I hereby request and consent to the performance of acupuncture treatments and other procedures within the scope of the practice of acupuncture on me (or on the patient named below, for whom I am legally responsible) by practitioners provided by Seva Community Acupuncture who now and in the future has permission to treat me.
I understand that the method of treatment is acupuncture. I will immediately notify a member of Seva Community Acupuncture staff of any unanticipated or unpleasant effects associated with the the treatment I received.
I have been informed that acupuncture is a generally safe method of treatment, but that it may have some side effects, including bruising, numbness or tingling near the needling sites that may last a few days, and dizziness or fainting. Unusual risks of acupuncture include spontaneous miscarriage, nerve damage and organ puncture, including lung puncture (pneumothorax). Infection is another possible risk, although the clinic uses sterile disposable needles and maintains a clean and safe environment.
I understand that while this document describes the major risks of treatment, other side effects and risks may occur.
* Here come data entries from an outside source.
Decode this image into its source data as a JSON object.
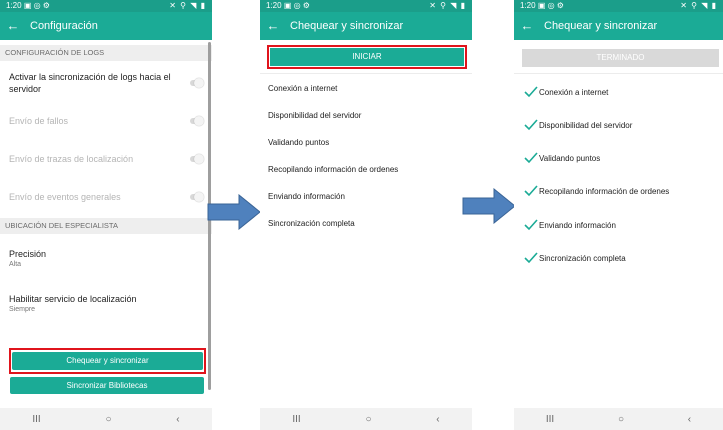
{
  "status": {
    "time": "1:20",
    "left_icons": "▣ ◎ ⚙",
    "right_icons": "✕ ⚲ ◥ ▮"
  },
  "nav": {
    "recents": "III",
    "home": "○",
    "back": "‹"
  },
  "screen1": {
    "title": "Configuración",
    "back_icon": "←",
    "section_logs": "CONFIGURACIÓN DE LOGS",
    "settings": [
      {
        "label": "Activar la sincronización de logs hacia el servidor",
        "enabled": true
      },
      {
        "label": "Envío de fallos",
        "enabled": false
      },
      {
        "label": "Envío de trazas de localización",
        "enabled": false
      },
      {
        "label": "Envío de eventos generales",
        "enabled": false
      }
    ],
    "section_location": "UBICACIÓN DEL ESPECIALISTA",
    "precision": {
      "label": "Precisión",
      "value": "Alta"
    },
    "location_service": {
      "label": "Habilitar servicio de localización",
      "value": "Siempre"
    },
    "check_sync_button": "Chequear y sincronizar",
    "sync_libraries_button": "Sincronizar Bibliotecas"
  },
  "screen2": {
    "title": "Chequear y sincronizar",
    "back_icon": "←",
    "start_button": "INICIAR",
    "steps": [
      "Conexión a internet",
      "Disponibilidad del servidor",
      "Validando puntos",
      "Recopilando información de ordenes",
      "Enviando información",
      "Sincronización completa"
    ]
  },
  "screen3": {
    "title": "Chequear y sincronizar",
    "back_icon": "←",
    "done_button": "TERMINADO",
    "steps": [
      "Conexión a internet",
      "Disponibilidad del servidor",
      "Validando puntos",
      "Recopilando información de ordenes",
      "Enviando información",
      "Sincronización completa"
    ]
  },
  "colors": {
    "teal": "#1bab96",
    "teal_dark": "#1b9e8a",
    "highlight": "#e0141c",
    "arrow": "#4f81bd"
  }
}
I do not expect the Seva Community Acupuncture staff to be able to anticipate and explain all possible risks and complications of treatment, and I wish to rely on the Seva Community Acupuncture staff to exercise judgment during the course of treatment, which the clinical staff thinks at the time, based upon the facts then known, is in my best interest. I understand that results are not guaranteed.
I understand the Seva Community Acupuncture and administrative staff may review my patient records and lab reports, but all my records will be kept confidential and will not be released without my written consent.
By voluntarily signing below, I show that I have read, or have had read to me, the above consent to treatment, have been told about the risks and benefits of acupuncture and other procedures, and have had an opportunity to ask questions. I intend this consent form to cover the entire course of treatment for my present condition and for any future condition(s) for which I seek treatment.